On appeal, the First Circuit noted that the parallel ADEA provision governing private employers expressly provides for retaliation claims and reasoned that Congress would have said so explicitly had it intended for a similar cause of action against federal employers. The Court was not persuaded that Congress meant to prohibit "discrimination and retaliation" when it said merely "discrimination," and held that the ADEA does not include a cause of action for retaliation by federal employers.

In the Humphries case, Hedrick Humphries, an African-American associate manager at a Cracker Barrel restaurant, alleged that he was fired because he complained about his supervisor's racially discriminatory behavior. Humphries's claims under Title VII were dismissed for procedural deficiencies, but the Seventh Circuit held that Section 1981 authorizes suits where employers retaliate against employees complaining of racial discrimination, and Humphries should be allowed to proceed under that statute.

At the Supreme Court, the company argues that there is disagreement in the lower courts over whether Section 1981 in its amended form includes retaliation in its ban of racial discrimination in contractual relations. The company argues that under a straightforward reading of the statutory text, employer conduct is not actionable under Section 1981 unless it is racially motivated, and noted that a retaliatory termination is based on an employee's conduct (the allegation of racial discrimination), not on the employee's race.

In his opposition brief, Humphries asserted the correctness of the Seventh Circuit ruling and also noted language in the legislative history of the Civil Rights Act of 1991 indicating Congress intended to expand Section 1981's scope to claims of "harassment, discharge, demotion, promotion, transfer, retaliation, and hiring." The brief also disputed that the courts are inconsistently interpreting the amended statute, noting that all eight circuits to address the issue have held that Section 1981 prohibits retaliation.

Sources: ScotusWiki, which utilized material obtained from ScotusBlog.

Tyson Wants High Court to Redefine "Work"

Lawyers for Tyson Foods are challenging a U.S. appeals court ruling that compensable work includes the putting on and taking off of protective work clothing and are calling on the Supreme Court to resolve what the company claims to be a conflict in the courts of appeal.
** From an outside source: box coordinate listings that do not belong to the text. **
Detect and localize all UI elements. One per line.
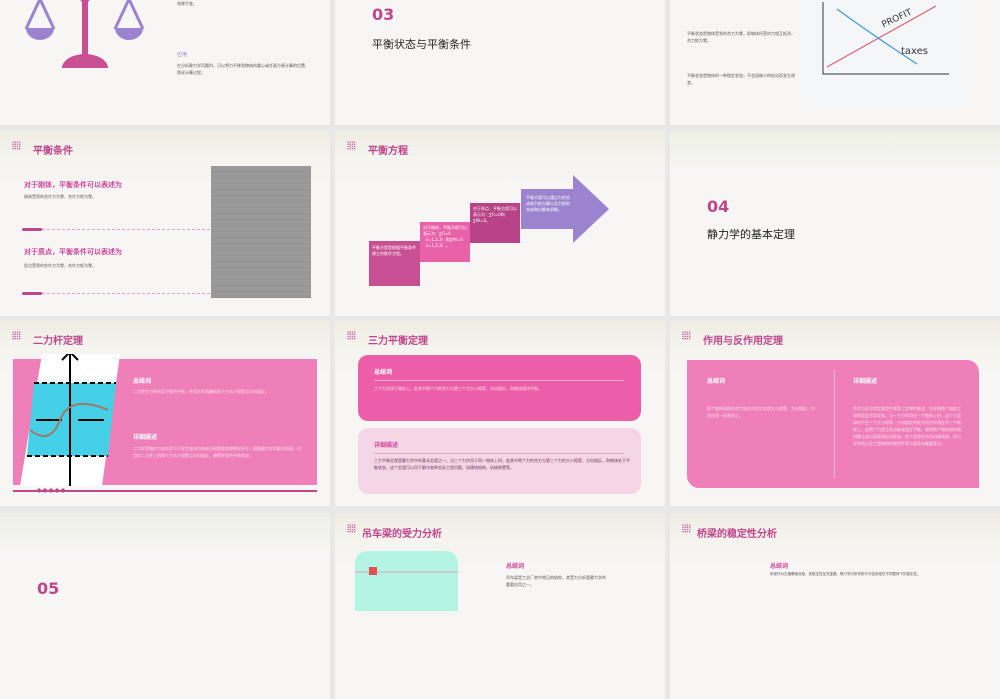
sketch-photo xyxy=(211,166,311,298)
section-title: 静力学的基本定理 xyxy=(707,228,795,241)
slide-three-force[interactable]: 三力平衡定理 总结词 三个力作用于物体上，若其中两个力的合力与第三个力大小相等、… xyxy=(335,320,665,506)
detail-heading: 详细描述 xyxy=(853,378,878,385)
text-p1: 平衡状态是物体受到的合力为零，即物体所受的力相互抵消，合力矩为零。 xyxy=(687,31,795,43)
slide-title: 作用与反作用定理 xyxy=(703,336,783,347)
crane-illustration xyxy=(355,551,458,611)
taxes-label: taxes xyxy=(901,46,929,57)
summary-body: 二力杆在力的作用下保持平衡，作用在杆两端的两个力大小相等且方向相反。 xyxy=(133,389,269,394)
slide-two-force-member[interactable]: 二力杆定理 总结词 二力杆在力的作用下保持平衡，作用在杆两端的两个力大小相等且方… xyxy=(0,320,330,506)
detail-body: 三力平衡定理是静力学中的基本定理之一。当三个力作用于同一物体上时，若其中两个力的… xyxy=(374,458,630,470)
step-1: 平衡方程是根据平衡条件建立的数学方程。 xyxy=(369,241,420,286)
summary-body: 吊车梁是工业厂房中常见的结构，其受力分析是静力学的重要应用之一。 xyxy=(506,575,606,587)
slide-section-04[interactable]: 04 静力学的基本定理 xyxy=(670,130,1000,316)
summary-heading: 总结词 xyxy=(133,378,152,385)
dots-icon xyxy=(12,331,21,340)
detail-body: 作用与反作用定理是牛顿第三定律的表述，它说明两个物体之间的相互作用关系。当一个力… xyxy=(853,406,961,446)
slide-section-03[interactable]: 03 平衡状态与平衡条件 xyxy=(335,0,665,125)
detail-card: 详细描述 三力平衡定理是静力学中的基本定理之一。当三个力作用于同一物体上时，若其… xyxy=(358,428,641,494)
summary-body: 桥梁作为交通基础设施，其稳定性至关重要。静力学分析有助于评估桥梁在不同载荷下的稳… xyxy=(770,572,921,576)
text-p2: 平衡状态是物体的一种稳定状态，不会因微小的扰动而发生改变。 xyxy=(687,73,795,85)
heading-application: 应用 xyxy=(177,52,188,58)
slide-crane-beam[interactable]: 吊车梁的受力分析 总结词 吊车梁是工业厂房中常见的结构，其受力分析是静力学的重要… xyxy=(335,513,665,699)
body-application: 在分析静力学问题时，可以将力平移到物体的重心或任意方便计算的位置，简化计算过程。 xyxy=(177,63,309,75)
slide-action-reaction[interactable]: 作用与反作用定理 总结词 两个物体间的作用力和反作用力总是大小相等、方向相反，作… xyxy=(670,320,1000,506)
divider xyxy=(22,228,42,231)
section-title: 平衡状态与平衡条件 xyxy=(372,38,471,51)
balance-scale-icon xyxy=(24,0,145,68)
divider-line xyxy=(42,293,210,294)
section-number: 04 xyxy=(707,197,730,216)
divider-line xyxy=(42,229,210,230)
text-tail: 效果不变。 xyxy=(177,1,197,6)
profit-taxes-image: PROFIT taxes xyxy=(801,0,969,106)
step-4: 平衡方程可以通过力的合成和力的分解以及力矩的合成和分解来求解。 xyxy=(526,195,570,212)
slide-balance-application[interactable]: 效果不变。 应用 在分析静力学问题时，可以将力平移到物体的重心或任意方便计算的位… xyxy=(0,0,330,125)
detail-heading: 详细描述 xyxy=(374,442,399,449)
summary-heading: 总结词 xyxy=(707,378,726,385)
dots-icon xyxy=(682,524,691,533)
slide-equilibrium-state[interactable]: 平衡状态是物体受到的合力为零，即物体所受的力相互抵消，合力矩为零。 平衡状态是物… xyxy=(670,0,1000,125)
body-rigid: 刚体受到的合外力为零，合外力矩为零。 xyxy=(24,194,96,199)
dots-icon xyxy=(347,331,356,340)
subheading-rigid: 对于刚体，平衡条件可以表述为 xyxy=(24,181,122,189)
summary-body: 两个物体间的作用力和反作用力总是大小相等、方向相反，作用在同一条直线上。 xyxy=(707,406,815,418)
detail-heading: 详细描述 xyxy=(133,434,158,441)
section-number: 03 xyxy=(372,5,395,24)
pager-dots[interactable] xyxy=(36,488,66,493)
slide-section-05[interactable]: 05 xyxy=(0,513,330,699)
dots-icon xyxy=(12,141,21,150)
crane-cab-icon xyxy=(369,567,377,575)
subheading-particle: 对于质点，平衡条件可以表述为 xyxy=(24,248,122,256)
section-number: 05 xyxy=(37,579,60,598)
slide-bridge-stability[interactable]: 桥梁的稳定性分析 总结词 桥梁作为交通基础设施，其稳定性至关重要。静力学分析有助… xyxy=(670,513,1000,699)
divider xyxy=(374,453,624,454)
summary-body: 三个力作用于物体上，若其中两个力的合力与第三个力大小相等、方向相反，则物体保持平… xyxy=(374,386,542,391)
step-3: 对于质点，平衡方程可以表示为：∑Fi=0和∑Mi=0。 xyxy=(470,203,520,243)
slide-title: 三力平衡定理 xyxy=(368,336,428,347)
step-2: 对于刚体，平衡方程可以表示为：∑Fi=0（i=1,2,3）和∑Mi=0（i=1,… xyxy=(420,222,470,262)
slide-title: 桥梁的稳定性分析 xyxy=(697,529,777,540)
divider xyxy=(374,380,624,381)
dots-icon xyxy=(347,524,356,533)
divider xyxy=(22,292,42,295)
summary-heading: 总结词 xyxy=(770,563,789,570)
slide-title: 平衡方程 xyxy=(368,146,408,157)
dots-icon xyxy=(682,331,691,340)
body-particle: 质点受到的合外力为零，合外力矩为零。 xyxy=(24,263,96,268)
slide-title: 二力杆定理 xyxy=(33,336,83,347)
slide-title: 吊车梁的受力分析 xyxy=(362,529,442,540)
dots-icon xyxy=(347,141,356,150)
detail-body: 二力杆是指在力的作用下只发生轴向拉伸或压缩而变的理想化杆件。根据静力学的基本原理… xyxy=(133,446,301,458)
slide-equilibrium-equations[interactable]: 平衡方程 平衡方程是根据平衡条件建立的数学方程。 对于刚体，平衡方程可以表示为：… xyxy=(335,130,665,316)
summary-heading: 总结词 xyxy=(374,369,393,376)
slide-equilibrium-conditions[interactable]: 平衡条件 对于刚体，平衡条件可以表述为 刚体受到的合外力为零，合外力矩为零。 对… xyxy=(0,130,330,316)
divider xyxy=(834,370,835,478)
two-force-diagram-icon xyxy=(20,354,120,486)
slide-title: 平衡条件 xyxy=(33,146,73,157)
summary-heading: 总结词 xyxy=(506,563,525,570)
summary-card: 总结词 三个力作用于物体上，若其中两个力的合力与第三个力大小相等、方向相反，则物… xyxy=(358,355,641,421)
pink-panel: 总结词 两个物体间的作用力和反作用力总是大小相等、方向相反，作用在同一条直线上。… xyxy=(687,360,979,488)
Monday's petition for a writ of certiorari was filed with the Supreme Court by attorneys representing poultry processor Tyson Foods Inc., which faces more than 30 wage-and-hour lawsuits on behalf of tens of thousands of factory worker.

The original suit was brought by employees against Tyson in federal court in Pennsylvania, seeking back pay and other relief for time that they spent putting on, taking off, and washing certain sanitary and protective clothing before and after their shifts and at breaks. The Fair Labor Standards Act ("FLSA") requires employers to compensate employees for overtime work (work above 40 hours per week) at one-and-a-half times their normal rate of pay. Tyson seeks review of the issue of whether the activities at issue constituted "work."

The Court has already held that the time spent walking between changing and production areas is compensable work under the FLSA in 2005 opinion - IBP, Inc. v. Alvarez. We posted about that decision here. The language of the unanimous decision in the Alvarez case would lead me to believe that the Court would decide against Tyson here. However, the membership of the Court has changed somewhat since Alvarez so perhaps this gives Tyson the hope that the Court might swing the back the other way on this issue.